Dude, I don't see the point of it. If you connect and have a good time at that moment that is all that matters. Birthdays, Holidays... remember the nature of the relationship. Besides what are birthdays but a meaningless attempt to quantify our existance in the abyss of infiniti, although yesterday no longer exists, all that it was may affect all that is now, tomorrow is never promised and is always unsure, all you have is now. I would suggest not wasting now on such concerns. Grab life and ride it for all it's worth. Leave the details to drones. Carpe Diem
I read your message of 5/14. Sounds like you are more concerned that you are never going to see her again than that she forgot her birthday.
It is interesting how you can go to any city message board and outside of the local providers, everyone is talking about the same thing which is long term relationships with a particular provider.
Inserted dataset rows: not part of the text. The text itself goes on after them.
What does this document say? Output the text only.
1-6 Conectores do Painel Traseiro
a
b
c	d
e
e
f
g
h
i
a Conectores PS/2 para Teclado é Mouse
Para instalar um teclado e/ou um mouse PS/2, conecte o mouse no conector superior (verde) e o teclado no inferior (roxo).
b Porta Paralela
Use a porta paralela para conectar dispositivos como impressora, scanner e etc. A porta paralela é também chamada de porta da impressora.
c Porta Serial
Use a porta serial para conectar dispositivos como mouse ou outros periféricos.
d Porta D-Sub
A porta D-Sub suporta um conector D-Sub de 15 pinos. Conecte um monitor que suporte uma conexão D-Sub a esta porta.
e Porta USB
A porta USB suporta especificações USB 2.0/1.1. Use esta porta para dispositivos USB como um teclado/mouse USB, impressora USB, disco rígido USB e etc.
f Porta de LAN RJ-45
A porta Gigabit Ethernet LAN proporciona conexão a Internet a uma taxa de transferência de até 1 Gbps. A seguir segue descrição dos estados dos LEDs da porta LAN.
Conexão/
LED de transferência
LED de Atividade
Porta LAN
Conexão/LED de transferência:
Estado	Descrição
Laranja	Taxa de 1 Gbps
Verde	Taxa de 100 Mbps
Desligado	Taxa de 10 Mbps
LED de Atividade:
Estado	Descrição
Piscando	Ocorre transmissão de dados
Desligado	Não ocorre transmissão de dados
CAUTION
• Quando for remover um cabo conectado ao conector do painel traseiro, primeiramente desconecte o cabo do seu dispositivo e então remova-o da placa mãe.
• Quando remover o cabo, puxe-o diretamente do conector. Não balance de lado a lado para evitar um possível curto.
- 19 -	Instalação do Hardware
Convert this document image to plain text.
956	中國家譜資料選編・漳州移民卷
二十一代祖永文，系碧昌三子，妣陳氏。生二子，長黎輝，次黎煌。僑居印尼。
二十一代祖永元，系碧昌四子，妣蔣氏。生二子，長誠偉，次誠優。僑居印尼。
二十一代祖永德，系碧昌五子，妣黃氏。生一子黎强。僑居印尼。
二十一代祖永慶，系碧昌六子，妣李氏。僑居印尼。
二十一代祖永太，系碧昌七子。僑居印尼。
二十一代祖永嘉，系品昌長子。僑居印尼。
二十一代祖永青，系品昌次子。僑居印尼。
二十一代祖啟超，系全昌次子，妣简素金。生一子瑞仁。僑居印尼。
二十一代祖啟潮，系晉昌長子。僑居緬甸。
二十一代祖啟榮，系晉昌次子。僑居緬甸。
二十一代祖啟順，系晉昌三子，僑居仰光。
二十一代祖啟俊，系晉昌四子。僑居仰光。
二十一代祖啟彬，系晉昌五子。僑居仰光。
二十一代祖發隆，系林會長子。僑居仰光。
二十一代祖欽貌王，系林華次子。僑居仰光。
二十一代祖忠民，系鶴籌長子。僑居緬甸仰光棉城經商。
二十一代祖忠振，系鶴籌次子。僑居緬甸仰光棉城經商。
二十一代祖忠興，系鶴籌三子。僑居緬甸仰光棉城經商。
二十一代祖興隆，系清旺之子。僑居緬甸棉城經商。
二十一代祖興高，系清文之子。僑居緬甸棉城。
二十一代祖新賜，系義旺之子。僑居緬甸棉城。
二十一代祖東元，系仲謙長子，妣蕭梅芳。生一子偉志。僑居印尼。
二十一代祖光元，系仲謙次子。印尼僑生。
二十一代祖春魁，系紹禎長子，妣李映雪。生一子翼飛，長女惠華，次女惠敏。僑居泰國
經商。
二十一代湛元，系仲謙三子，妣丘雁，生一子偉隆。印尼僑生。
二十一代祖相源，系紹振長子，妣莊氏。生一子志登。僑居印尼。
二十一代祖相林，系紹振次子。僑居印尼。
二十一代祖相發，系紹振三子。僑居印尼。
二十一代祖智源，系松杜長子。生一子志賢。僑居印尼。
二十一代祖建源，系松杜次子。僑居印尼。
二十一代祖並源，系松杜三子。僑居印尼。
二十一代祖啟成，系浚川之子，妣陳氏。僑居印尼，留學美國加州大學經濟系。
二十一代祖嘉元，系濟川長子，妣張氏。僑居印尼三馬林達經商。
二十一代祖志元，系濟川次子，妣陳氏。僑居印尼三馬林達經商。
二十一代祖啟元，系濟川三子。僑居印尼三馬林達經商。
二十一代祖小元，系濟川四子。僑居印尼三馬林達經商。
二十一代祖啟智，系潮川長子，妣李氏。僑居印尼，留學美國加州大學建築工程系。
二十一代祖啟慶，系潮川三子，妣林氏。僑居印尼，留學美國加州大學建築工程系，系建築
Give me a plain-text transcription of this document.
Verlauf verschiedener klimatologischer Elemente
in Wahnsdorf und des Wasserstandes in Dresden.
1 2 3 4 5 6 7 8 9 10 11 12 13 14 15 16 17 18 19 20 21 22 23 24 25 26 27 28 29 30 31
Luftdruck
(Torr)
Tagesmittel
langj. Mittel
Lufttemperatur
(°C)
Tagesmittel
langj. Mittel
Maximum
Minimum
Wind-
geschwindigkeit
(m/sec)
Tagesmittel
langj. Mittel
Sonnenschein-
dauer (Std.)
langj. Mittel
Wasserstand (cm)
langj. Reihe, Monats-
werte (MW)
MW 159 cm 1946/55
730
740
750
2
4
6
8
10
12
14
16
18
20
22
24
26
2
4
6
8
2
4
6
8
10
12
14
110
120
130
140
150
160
The underlying theme has been this is a business for them and when the money runs out or someone else gives them something better, then they are gone. Then again, maybe she just disappeared for awhile and will resurface. We all have friends who you don't see for months at a time and who forget or never knew your birthday but are close.
I think I can understand how you feel, but ask yourself whether you would be equally offended by the fact that your accountant, lawyer, or doctor of four years forgot your birthday. In most cases, despite representations of themselves as a "GFE", the best of the providers know that are being paid to make you feel good - not just physically, but emotionally and psychologically - and they ARE professionals - they will do their best to do so no matter how they actually feel. If you want a friend, you are looking in the wrong place. I have no doubt that friendships are formed between hobbyists and providers, but an off-the-clock friendship happens much more rarely than the provider would like you to believe. I would just suggest that you step back and look at the relationship objectively and THEN ask yourself if it is worth having your feelings hurt over. I would also suggest that you follow Occularblues advice, which is good for your whole life, as far as I am concerned.
It is not me I don't think. But here is my two cents worth. It's not fair to say that you would get a life and realize you were paying for a friend. I cannot remember my own mothers birthday let alone one of many friends I have met here. I care about the people I see but I do not remember a birthday if someone tells me unless it is that day or that week. I do not think this is something to take offense to.
Although every thing said is true. I must say but... People are people. If I make friends with the cashier at the grocery store what is the diffrence? Anytime someone who you think is a friend lets you down it hurts.
We didn't just see each other in the business sense; we went out as friends (I didn't even have to pay for her time). Sometimes she even paid the way. Also, it wasn't unusal for us to call each other 5 - 15 times a week just to say "hi". Sometimes we talked for a few minutes. Other calls lasted nearly an hour.
I'm fully aware that nothing could ever come of this relationship, but it still makes me wonder.
appreciate being remember when it happens but don't expect it. several weeks after seeing a service lady, she called and left a message wishing me a happy bd that she found out from just having seen my driver's license. however, my own family will forget my birthday sometimes.